For more control, you can explicitly specify both encoder and decoder inputs using the ExplicitEncoderDecoderPrompt class:

py
class ExplicitEncoderDecoderPrompt(TypedDict):
    """Represents an encoder/decoder model input prompt,
    comprising an explicit encoder prompt and a 
    decoder prompt.
    The encoder and decoder prompts, respectively,
    may formatted according to any of the
    SingletonPromptInputs schemas, and are not
    required to have the same schema.
    Only the encoder prompt may have multi-modal data.
    Note that an ExplicitEncoderDecoderPrompt may not
    be used as an input to a decoder-only model,
    and that the `encoder_prompt` and `decoder_prompt`
    fields of this data structure may not themselves
    must be SingletonPromptInputs instances.
    """

    encoder_prompt: SingletonPromptInputs

    decoder_prompt: SingletonPromptInputs

Example usage:

py
enc_dec_prompt = ExplicitEncoderDecoderPrompt(
    encoder_prompt="Summarize this text:",
    decoder_prompt="Summary:"
)

Generating Text

To generate text with an encoder-decoder model, use the generate method of the LLM instance. You can pass a single prompt, or a list of prompts, along with sampling parameters:

py
from aphrodite import SamplingParams

sampling_params = SamplingParams(
    temperature=0,
    top_p=1.0,
    min_tokens=0,
    max_tokens=20,
)

outputs = llm.generate(prompts, sampling_params)

The generate method returns a list of RequestOutput objects containing the generated text and other information.

Advanced Usage

Mixing Input Types

You can mix different input types in a single generation request:

py
prompts = [
    single_text_prompt_raw,
    single_text_prompt,
    single_tokens_prompt,
    enc_dec_prompt1,
    enc_dec_prompt2,
    enc_dec_prompt3
]

outputs = llm.generate(prompts, sampling_params)

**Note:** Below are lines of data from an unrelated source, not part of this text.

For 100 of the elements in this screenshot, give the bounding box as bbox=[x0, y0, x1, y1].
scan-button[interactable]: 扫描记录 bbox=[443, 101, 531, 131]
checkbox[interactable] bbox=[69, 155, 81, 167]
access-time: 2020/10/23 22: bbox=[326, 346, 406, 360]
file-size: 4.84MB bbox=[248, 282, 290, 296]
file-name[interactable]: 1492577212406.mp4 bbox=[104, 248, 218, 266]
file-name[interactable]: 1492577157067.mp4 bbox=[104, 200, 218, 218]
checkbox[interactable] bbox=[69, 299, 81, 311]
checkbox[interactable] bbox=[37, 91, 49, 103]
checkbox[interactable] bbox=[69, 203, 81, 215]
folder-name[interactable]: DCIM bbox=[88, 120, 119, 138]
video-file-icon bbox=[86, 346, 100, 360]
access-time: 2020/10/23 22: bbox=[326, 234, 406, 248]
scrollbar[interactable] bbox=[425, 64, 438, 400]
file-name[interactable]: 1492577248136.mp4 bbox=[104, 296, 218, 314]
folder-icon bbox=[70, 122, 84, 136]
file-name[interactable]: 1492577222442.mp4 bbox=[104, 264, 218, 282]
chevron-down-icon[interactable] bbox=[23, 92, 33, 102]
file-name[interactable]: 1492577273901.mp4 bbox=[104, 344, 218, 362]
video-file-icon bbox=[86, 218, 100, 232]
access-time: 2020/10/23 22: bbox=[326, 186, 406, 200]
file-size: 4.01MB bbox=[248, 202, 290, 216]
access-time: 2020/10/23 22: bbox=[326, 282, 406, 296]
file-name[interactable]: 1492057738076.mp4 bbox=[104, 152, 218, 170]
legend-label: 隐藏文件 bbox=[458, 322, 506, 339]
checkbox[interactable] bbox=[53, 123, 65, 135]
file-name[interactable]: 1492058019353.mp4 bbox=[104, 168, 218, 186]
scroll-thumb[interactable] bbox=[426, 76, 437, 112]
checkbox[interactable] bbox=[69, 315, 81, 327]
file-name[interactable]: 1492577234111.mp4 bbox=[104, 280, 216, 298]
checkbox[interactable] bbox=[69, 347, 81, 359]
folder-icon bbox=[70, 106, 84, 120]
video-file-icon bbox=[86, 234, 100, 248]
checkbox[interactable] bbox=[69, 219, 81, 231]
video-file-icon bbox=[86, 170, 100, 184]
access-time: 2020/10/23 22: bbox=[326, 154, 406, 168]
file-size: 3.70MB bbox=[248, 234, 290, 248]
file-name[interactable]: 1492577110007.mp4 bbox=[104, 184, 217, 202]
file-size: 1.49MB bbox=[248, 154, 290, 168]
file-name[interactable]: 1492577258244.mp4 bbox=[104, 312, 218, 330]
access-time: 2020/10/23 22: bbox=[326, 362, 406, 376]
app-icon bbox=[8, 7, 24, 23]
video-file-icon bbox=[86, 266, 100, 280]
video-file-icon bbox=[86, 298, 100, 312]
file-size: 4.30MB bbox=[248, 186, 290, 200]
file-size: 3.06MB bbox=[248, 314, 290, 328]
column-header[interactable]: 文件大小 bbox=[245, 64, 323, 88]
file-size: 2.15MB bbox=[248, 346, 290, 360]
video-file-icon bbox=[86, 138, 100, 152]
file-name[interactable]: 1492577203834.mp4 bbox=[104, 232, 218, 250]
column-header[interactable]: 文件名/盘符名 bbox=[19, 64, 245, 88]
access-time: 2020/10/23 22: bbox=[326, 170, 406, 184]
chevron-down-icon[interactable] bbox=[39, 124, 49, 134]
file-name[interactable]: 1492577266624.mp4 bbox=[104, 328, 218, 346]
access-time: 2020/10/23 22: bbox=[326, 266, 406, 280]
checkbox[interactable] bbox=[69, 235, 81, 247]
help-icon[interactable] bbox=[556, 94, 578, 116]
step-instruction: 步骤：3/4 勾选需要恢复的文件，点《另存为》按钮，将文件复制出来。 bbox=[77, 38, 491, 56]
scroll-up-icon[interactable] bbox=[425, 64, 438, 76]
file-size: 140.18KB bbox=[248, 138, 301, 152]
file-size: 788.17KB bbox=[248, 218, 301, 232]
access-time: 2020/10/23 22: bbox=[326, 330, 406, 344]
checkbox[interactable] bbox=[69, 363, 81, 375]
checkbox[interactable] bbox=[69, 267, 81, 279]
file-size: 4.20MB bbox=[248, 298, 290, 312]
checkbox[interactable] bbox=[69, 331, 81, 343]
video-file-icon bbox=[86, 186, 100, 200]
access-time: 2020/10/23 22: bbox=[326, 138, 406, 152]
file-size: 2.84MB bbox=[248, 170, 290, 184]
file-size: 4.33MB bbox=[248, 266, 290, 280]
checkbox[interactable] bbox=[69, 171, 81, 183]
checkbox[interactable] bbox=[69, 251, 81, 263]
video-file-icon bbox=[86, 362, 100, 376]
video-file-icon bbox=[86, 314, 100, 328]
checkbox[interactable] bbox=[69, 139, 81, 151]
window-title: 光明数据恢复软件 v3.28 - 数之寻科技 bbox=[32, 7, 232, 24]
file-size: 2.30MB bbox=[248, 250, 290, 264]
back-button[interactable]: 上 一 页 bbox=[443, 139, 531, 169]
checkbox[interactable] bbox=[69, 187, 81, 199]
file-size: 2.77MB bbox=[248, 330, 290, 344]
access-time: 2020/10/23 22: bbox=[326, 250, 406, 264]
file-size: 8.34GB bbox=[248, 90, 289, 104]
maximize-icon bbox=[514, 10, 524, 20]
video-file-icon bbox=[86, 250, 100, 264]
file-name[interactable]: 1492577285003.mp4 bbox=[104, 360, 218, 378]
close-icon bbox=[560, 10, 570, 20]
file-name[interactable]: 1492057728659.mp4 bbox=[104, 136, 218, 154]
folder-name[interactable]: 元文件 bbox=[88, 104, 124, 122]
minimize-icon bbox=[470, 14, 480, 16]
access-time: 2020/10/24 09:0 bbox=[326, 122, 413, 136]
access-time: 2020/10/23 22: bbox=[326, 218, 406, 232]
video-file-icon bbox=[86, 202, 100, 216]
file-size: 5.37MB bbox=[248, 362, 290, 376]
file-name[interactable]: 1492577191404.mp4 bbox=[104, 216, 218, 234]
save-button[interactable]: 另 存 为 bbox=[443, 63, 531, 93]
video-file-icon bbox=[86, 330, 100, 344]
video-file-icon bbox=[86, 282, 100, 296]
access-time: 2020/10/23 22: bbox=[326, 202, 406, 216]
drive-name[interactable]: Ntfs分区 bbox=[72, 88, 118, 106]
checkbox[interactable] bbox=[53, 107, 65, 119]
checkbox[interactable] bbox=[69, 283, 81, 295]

Batching Encoder and Decoder Prompts

For efficient processing of multiple encoder-decoder pairs, use the zip_enc_dec_prompt_lists helper function:

py
from aphrodite.common.utils import zip_enc_dec_prompt_lists

zipped_prompt_list = zip_enc_dec_prompt_lists(
    ['An encoder prompt', 'Another encoder prompt'],
    ['A decoder prompt', 'Another decoder prompt']
)

Accessing Generated Text

After generation, you can access the generated text and other information from the RequestOutput objects:

py
for output in outputs:
    prompt = output.prompt
    encoder_prompt = output.encoder_prompt
    generated_text = output.outputs[0].text
    print(f"Encoder prompt: {encoder_prompt!r}, "
          f"Decoder prompt: {prompt!r}, "
          f"Generated text: {generated_text!r}")

API Reference

LLM Class

The LLM class in the aphrodite.endpoints.llm module is the main interface for working with both decoder-only and encoder-decoder models.

Key methods:

  • __init__(self, model: str, ...): Initialize an LLM instance with the specified model.
  • generate(self, prompts: Union[PromptInputs, Sequence[PromptInputs]], ...): Generate text based on the given prompts and sampling parameters.

Input Types

  • TextPrompt: Represents a text prompt.
  • TokensPrompt: Represents a tokenized prompt.
  • ExplicitEncoderDecoderPrompt: Represents an explicit encoder-decoder prompt pair.

RequestOutput

The RequestOutput class in the aphrodite.common.outputs module contains the results of a generation request.

Key attributes:

  • prompt: The input (decoder prompt for encoder-decoder models).
  • encoder_prompt: The encoder prompt for encoder-decoder models.
  • outputs: A list of CompletionOutput objects containing the generate text and other information.

For detailed info on these classes and their methods, please refer to the source code.